Amid crisis in Peru, protesters are said to have temporarily lifted blockades of a vital mining highway in the country's south region.

Sources told Reuters on Wednesday that the "mining corridor" highway has in recent days been unblocked after weeks of protests.

The highway is an important transport route for mines like Glencore Plc's Antapaccay and Las Bambas, which is owned by MMG Ltd of China.

A source close to Las Bambas said that the corridor is clear, and that "some sections are damaged, but it is free."

Protests against the government hit Peru, which is the world's number 2 copper producer, since Dec. 7, 2022. At the time, leftist President Pedro Castillo was ousted. He illegally tried to dissolve Congress and also reorganize the judicial system, according to US News & World Report.

Blockades in the country have affected mines. As a result, shares have been hit. Even the buoying prices of the metal have been affected.

Over the last week, the number of blockades has gone down to around 37 on Wednesday. There were more than a hundred in January. There have bee talks of a "truce" around the recent festive Carnival period, which is an important holiday in the region.

A source close to Antapaccay said that with this truce, they are gradually returning to operations, progressively, but they "don't know what will happen next."

Sources said that community members involved in protests were planning meetings and blockades could be resumed.

The protests are calling for the new President Dina Boluarte's resignation, the closure of Congress, early elections and a new Constitution. So far, 49 died in clashes and 11 lost their lives in accidents linked to the blockades.

WSJ reported last month that the protests have caused approximately $1.3 billion in damage to infrastructure and lost production, Boluarte's administration had shared.

According to a Sunday poll by the Institute of Peruvian Studies, a majority of people in Peru said that the protests have had a huge impact on their economic livelihoods.

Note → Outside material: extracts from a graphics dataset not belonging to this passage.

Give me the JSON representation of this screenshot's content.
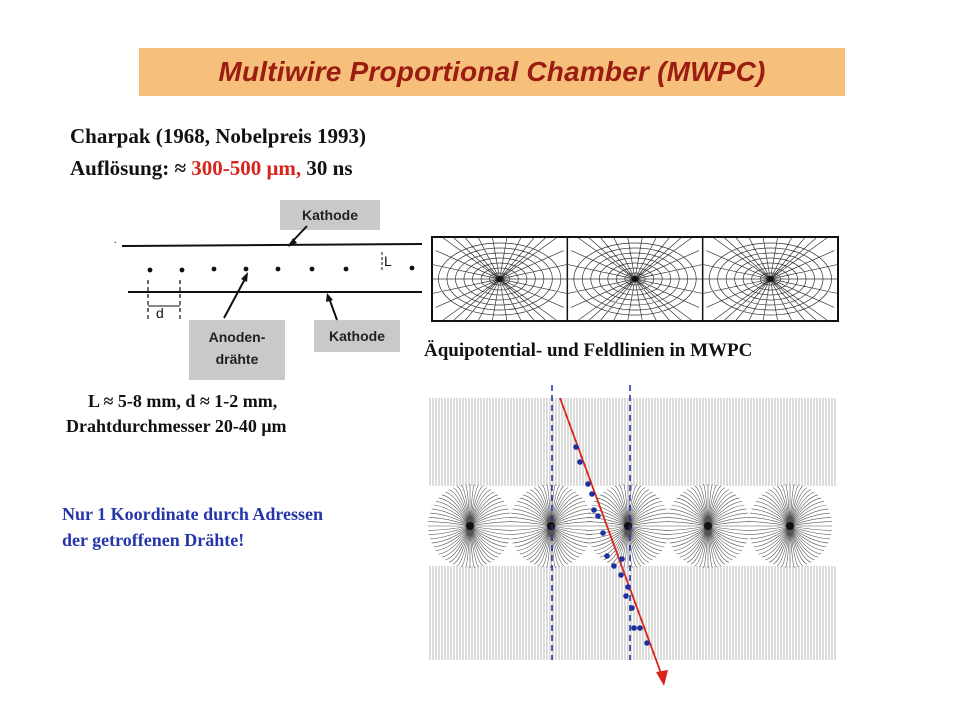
{
  "title": "Multiwire Proportional Chamber (MWPC)",
  "intro": {
    "line1": "Charpak (1968, Nobelpreis 1993)",
    "line2_prefix": "Auflösung: ≈ ",
    "line2_highlight": "300-500 μm,",
    "line2_suffix": " 30 ns",
    "highlight_color": "#d8251b"
  },
  "schematic": {
    "label_kathode_top": "Kathode",
    "label_kathode_bottom": "Kathode",
    "label_anoden_line1": "Anoden-",
    "label_anoden_line2": "drähte",
    "dim_L": "L",
    "dim_d": "d"
  },
  "dimensions": {
    "line1": "L ≈ 5-8 mm, d ≈ 1-2 mm,",
    "line2": "Drahtdurchmesser 20-40 μm"
  },
  "field_caption": "Äquipotential- und Feldlinien in MWPC",
  "note": {
    "line1": "Nur 1 Koordinate durch Adressen",
    "line2": "der getroffenen Drähte!",
    "color": "#2536a8"
  },
  "colors": {
    "title_bg": "#f6bf7c",
    "title_text": "#9b1c10",
    "label_bg": "#c9c9c9",
    "track": "#d8251b",
    "hits": "#1f2f9e"
  }
}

About 1.1 million jobs could be lost, as per estimation by the Lima Chamber of Commerce.

Alonso Segura, a former finance minister, said that the outlook is not good, and if this continues, "we might even experience a recession."

As for Boluarte, she has been looking to rally political support amid infighting among lawmakers over plans to bring elections forward to 2023. She has also authorized payments to family members of people killed or injured in the ongoing protests.